R programming will be gibbreish in front of a meeting room with the CEO. Unless you spent days/weeks working on a Shiny dashboard. And still you can be surprised with a simple question on "change a parameter x, please".

What you have said is true about scenario analysis, but then R is meant for statisticians and written by statisticians. Using it for a simple think like that is like using a thermonuclear bomb to kill a fly.

R shines truly when one actually have to use statistics to infer information, say creation of neural networks or forecasting or the likes.

Also when working in a file with more then 1000 line items when it is necessary to have a birds eye view then R works well for me (this is my personal thought and given that I am proficient in R this is biased).

Thanks for the input, guys. You’re both right. I will never argue against use of spreadsheets because I still use them on a daily basis, more than R, in fact.

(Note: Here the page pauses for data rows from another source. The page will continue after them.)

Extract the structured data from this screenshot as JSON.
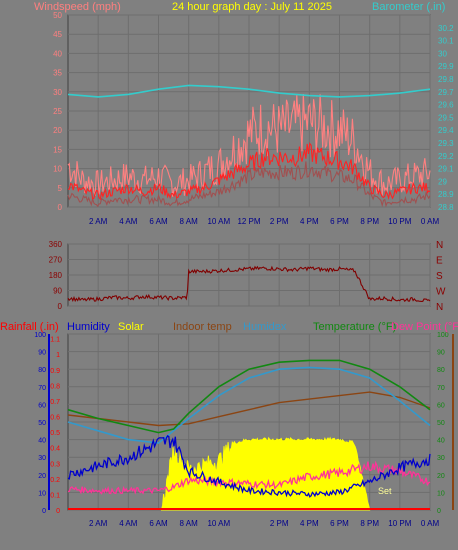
{
  "title": "24 hour graph day : July 11 2025",
  "colors": {
    "background": "#808080",
    "grid": "#6e6e6e",
    "plot_border": "#404040",
    "wind_label": "#ff7f7f",
    "baro": "#33cccc",
    "gust": "#ff8080",
    "avg_wind": "#ff2222",
    "min_wind": "#a05050",
    "winddir": "#800000",
    "rain": "#ff0000",
    "humidity": "#0000cc",
    "solar": "#ffff00",
    "indoor": "#8b4513",
    "humidex": "#3399cc",
    "temperature": "#118811",
    "dewpoint": "#ff3399",
    "x_tick_label": "#00008b",
    "dir_label": "#8b0000"
  },
  "chart_data": [
    {
      "type": "line",
      "panel": "wind_barometer",
      "left_axis_label": "Windspeed (mph)",
      "right_axis_label": "Barometer (.in)",
      "ylim_left": [
        0,
        50
      ],
      "ylim_right": [
        28.8,
        30.3
      ],
      "left_ticks": [
        "0",
        "5",
        "10",
        "15",
        "20",
        "25",
        "30",
        "35",
        "40",
        "45",
        "50"
      ],
      "right_ticks": [
        "28.8",
        "28.9",
        "29",
        "29.1",
        "29.2",
        "29.3",
        "29.4",
        "29.5",
        "29.6",
        "29.7",
        "29.8",
        "29.9",
        "30",
        "30.1",
        "30.2"
      ],
      "x_ticks": [
        "2 AM",
        "4 AM",
        "6 AM",
        "8 AM",
        "10 AM",
        "12 PM",
        "2 PM",
        "4 PM",
        "6 PM",
        "8 PM",
        "10 PM",
        "0 AM"
      ],
      "x_tick_hours": [
        2,
        4,
        6,
        8,
        10,
        12,
        14,
        16,
        18,
        20,
        22,
        24
      ],
      "grid": true,
      "series": [
        {
          "key": "gust",
          "x": [
            0,
            1,
            2,
            3,
            4,
            5,
            6,
            7,
            8,
            9,
            10,
            11,
            12,
            13,
            14,
            15,
            16,
            17,
            18,
            19,
            20,
            21,
            22,
            23,
            24
          ],
          "values": [
            11,
            7,
            6,
            7,
            8,
            7,
            8,
            6,
            7,
            9,
            11,
            15,
            19,
            21,
            20,
            21,
            22,
            21,
            20,
            17,
            9,
            6,
            7,
            8,
            9
          ]
        },
        {
          "key": "avg_wind",
          "x": [
            0,
            1,
            2,
            3,
            4,
            5,
            6,
            7,
            8,
            9,
            10,
            11,
            12,
            13,
            14,
            15,
            16,
            17,
            18,
            19,
            20,
            21,
            22,
            23,
            24
          ],
          "values": [
            6,
            4,
            3,
            4,
            5,
            4,
            5,
            3,
            4,
            5,
            7,
            9,
            11,
            13,
            13,
            13,
            14,
            13,
            12,
            10,
            5,
            3,
            4,
            5,
            5
          ]
        },
        {
          "key": "min_wind",
          "x": [
            0,
            1,
            2,
            3,
            4,
            5,
            6,
            7,
            8,
            9,
            10,
            11,
            12,
            13,
            14,
            15,
            16,
            17,
            18,
            19,
            20,
            21,
            22,
            23,
            24
          ],
          "values": [
            3,
            2,
            1,
            2,
            2,
            2,
            2,
            1,
            2,
            3,
            4,
            6,
            8,
            9,
            9,
            9,
            10,
            9,
            8,
            7,
            3,
            1,
            2,
            2,
            3
          ]
        },
        {
          "key": "baro",
          "axis": "right",
          "x": [
            0,
            2,
            4,
            6,
            8,
            10,
            12,
            14,
            16,
            18,
            20,
            22,
            24
          ],
          "values": [
            29.68,
            29.66,
            29.68,
            29.72,
            29.75,
            29.74,
            29.72,
            29.69,
            29.67,
            29.66,
            29.67,
            29.69,
            29.72
          ]
        }
      ]
    },
    {
      "type": "line",
      "panel": "wind_direction",
      "left_ticks": [
        "0",
        "90",
        "180",
        "270",
        "360"
      ],
      "right_labels": [
        "N",
        "W",
        "S",
        "E",
        "N"
      ],
      "ylim": [
        0,
        360
      ],
      "series": [
        {
          "key": "winddir",
          "x": [
            0,
            1,
            2,
            3,
            4,
            5,
            6,
            7,
            7.9,
            8,
            9,
            10,
            11,
            12,
            13,
            14,
            15,
            16,
            17,
            18,
            19,
            20,
            21,
            22,
            23,
            24
          ],
          "values": [
            45,
            35,
            40,
            50,
            45,
            55,
            50,
            45,
            50,
            200,
            200,
            205,
            210,
            215,
            220,
            215,
            210,
            220,
            210,
            215,
            205,
            40,
            45,
            35,
            40,
            25
          ]
        }
      ]
    },
    {
      "type": "line",
      "panel": "temp_humidity",
      "legend": [
        "Rainfall (.in)",
        "Humidity",
        "Solar",
        "Indoor temp",
        "Humidex",
        "Temperature (°F)",
        "Dew Point (°F)"
      ],
      "left_ticks_humidity": [
        "0",
        "10",
        "20",
        "30",
        "40",
        "50",
        "60",
        "70",
        "80",
        "90",
        "100"
      ],
      "left_ticks_rain": [
        "0",
        "0.1",
        "0.2",
        "0.3",
        "0.4",
        "0.5",
        "0.6",
        "0.7",
        "0.8",
        "0.9",
        "1",
        "1.1"
      ],
      "right_ticks_temp": [
        "0",
        "10",
        "20",
        "30",
        "40",
        "50",
        "60",
        "70",
        "80",
        "90",
        "100"
      ],
      "ylim": [
        0,
        100
      ],
      "x_ticks": [
        "2 AM",
        "4 AM",
        "6 AM",
        "8 AM",
        "10 AM",
        "2 PM",
        "4 PM",
        "6 PM",
        "8 PM",
        "10 PM",
        "0 AM"
      ],
      "x_tick_hours": [
        2,
        4,
        6,
        8,
        10,
        14,
        16,
        18,
        20,
        22,
        24
      ],
      "annotations": {
        "set": "Set"
      },
      "series": [
        {
          "key": "temperature",
          "x": [
            0,
            2,
            4,
            6,
            7,
            8,
            10,
            12,
            14,
            16,
            18,
            20,
            22,
            24
          ],
          "values": [
            57,
            52,
            48,
            44,
            46,
            55,
            70,
            80,
            84,
            85,
            85,
            80,
            70,
            57
          ]
        },
        {
          "key": "humidex",
          "x": [
            0,
            2,
            4,
            6,
            7,
            8,
            10,
            12,
            14,
            16,
            18,
            20,
            22,
            24
          ],
          "values": [
            50,
            45,
            40,
            38,
            45,
            52,
            65,
            75,
            80,
            81,
            80,
            75,
            62,
            48
          ]
        },
        {
          "key": "indoor",
          "x": [
            0,
            2,
            4,
            6,
            8,
            10,
            12,
            14,
            16,
            18,
            20,
            22,
            24
          ],
          "values": [
            54,
            52,
            50,
            48,
            49,
            53,
            57,
            61,
            63,
            65,
            67,
            64,
            58
          ]
        },
        {
          "key": "dewpoint",
          "x": [
            0,
            2,
            4,
            6,
            7,
            8,
            10,
            12,
            14,
            16,
            18,
            20,
            22,
            24
          ],
          "values": [
            12,
            11,
            11,
            11,
            13,
            17,
            16,
            15,
            14,
            19,
            21,
            25,
            22,
            16
          ]
        },
        {
          "key": "humidity",
          "x": [
            0,
            2,
            4,
            6,
            7,
            8,
            10,
            12,
            14,
            16,
            18,
            20,
            22,
            24
          ],
          "values": [
            20,
            25,
            30,
            38,
            40,
            22,
            16,
            11,
            10,
            9,
            10,
            16,
            24,
            29
          ]
        },
        {
          "key": "solar",
          "x": [
            6.2,
            7,
            8,
            10,
            11,
            12,
            14,
            16,
            18,
            19,
            20
          ],
          "values": [
            0,
            34,
            23,
            28,
            38,
            40,
            40,
            40,
            40,
            38,
            0
          ]
        }
      ]
    }
  ]
}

Over time, each person figures out what works for them and when. To this day, I still pull our R as my secret weapon at work. The important thing is you diversify your skill set so you can build the confidence to think that nothing is impossible (at least as far as data work goes).

It’s apples and oranges. Spreadsheets are for displaying small data sets and doing simple calculations on them. That’s where Excel and the likes shine. For advanced statistical analysis on larger data sets you need R. There is a small intersect between the two (i.e. joining tables) but these have very different purposes. R is not suitable for “changing a “final” table in front of clients” because advanced statistical analysis needs more time and concentration than a meeting with clients could provide.

Thanks, your opinion just the same as me. I’m using Excel and R together to analyze data, Excel helps me in the data editor and R for analyzing. In fact, R and Excel are just the tools, the most important for data analysis is the mindset and suitable theory to tell the audience a story based on boring data, don’t you think?

Excellent points! I’ve been in that situation enough times in my career — dealing with other people’s highly convoluted Excel spreadsheets that are really sensitive to the most trivial changes. The linearity of code ensures that you can read it from top to bottom to follow the logic.

I should add that today there is a much higher limit on the size of the dataset you can work with in Excel using Power Query and/or Power Pivot. I’ve worked with tens of millions of rows of data in Power Query without noticeable performance issues. I’ve also created “live” connections to databases containing billions of records (Hadoop, ERP systems, etc.)

Anyone who thinks they can’t work with large datasets in Excel is still stuck in the “old school” ways of thinking. Microsoft has made massive strides in this area in recent years, so if you’re not aware of these new Power tools you really should avail yourself of them to see how they can totally transform the way you work with data in Excel.